Под ноги магу попался корень разлапистой ели, корявым бугром вылезший прямо посреди малоприметной тропинки, и дэр едва не улетел в колючие заросли. Все-таки сохранив равновесие, он грустно покачал головой и тихо сам себе сказал с укором:
— Пора бы и тебе подумать об ученике. Не ровен час, скоро тоже придет время отправиться на отдых в первозданную тьму… Или хотя бы с пьянками стоит завязать… Ну-у… или ограничить себя с их количеством… И качеством…
Выровняв дыхание, волшебник продолжил путь, теперь более внимательно смотря под ноги. А чем еще заниматься, когда бредешь в одиночестве, как ни размышлять? Вот его мысли вновь и свернули на наезженную колею. Такая коллизия с Анклом происходила каждый раз, когда маг оказывался вблизи от Заповедного Озера.

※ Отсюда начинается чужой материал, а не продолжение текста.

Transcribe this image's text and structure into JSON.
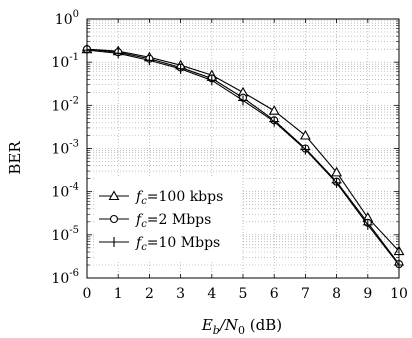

Веселость, бесшабашность и прочие приятные черты характера стремительно улетучивались из него. А на смену им в душе росла глухая, ворчливая тревога. Мысли, печатая шаг, уверенно устремлялись в обширные степи философских рассуждений, уверенно прокладывая себе дорожку посреди окружающего их чертополоха серьезности. И ничего хорошего такие перемены не предвещали. Маг просто-напросто начинал каждой клеточкой своего тела предчувствовать приближение неминуемой Беды. Пока все обходилось, но…
Анкл не знал, откуда она придет и что принесет с собой в подарок народам, населяющим Лоскутный мир. Но в том, что Беда вот-вот грянет, как снег на голову посреди знойного лета, маг нисколько не сомневался. Он, пусть не явно, а скорее интуитивно, но чувствовал ее уверенное, неспешное и неотвратимое приближение. А совершенствованию в искусстве туманных предвидений и скользких предсказаний дэр посвятил не один десяток лет своей жизни, особо это не афишируя среди коллег. Не очень-то они жаловали сию «науку», частенько называя ее шарлатанством. И ехидно посмеивались при этом. А потому-то никто среди знакомых Анклу волшебников не достиг в изучении магических предчувствий таких высот как он.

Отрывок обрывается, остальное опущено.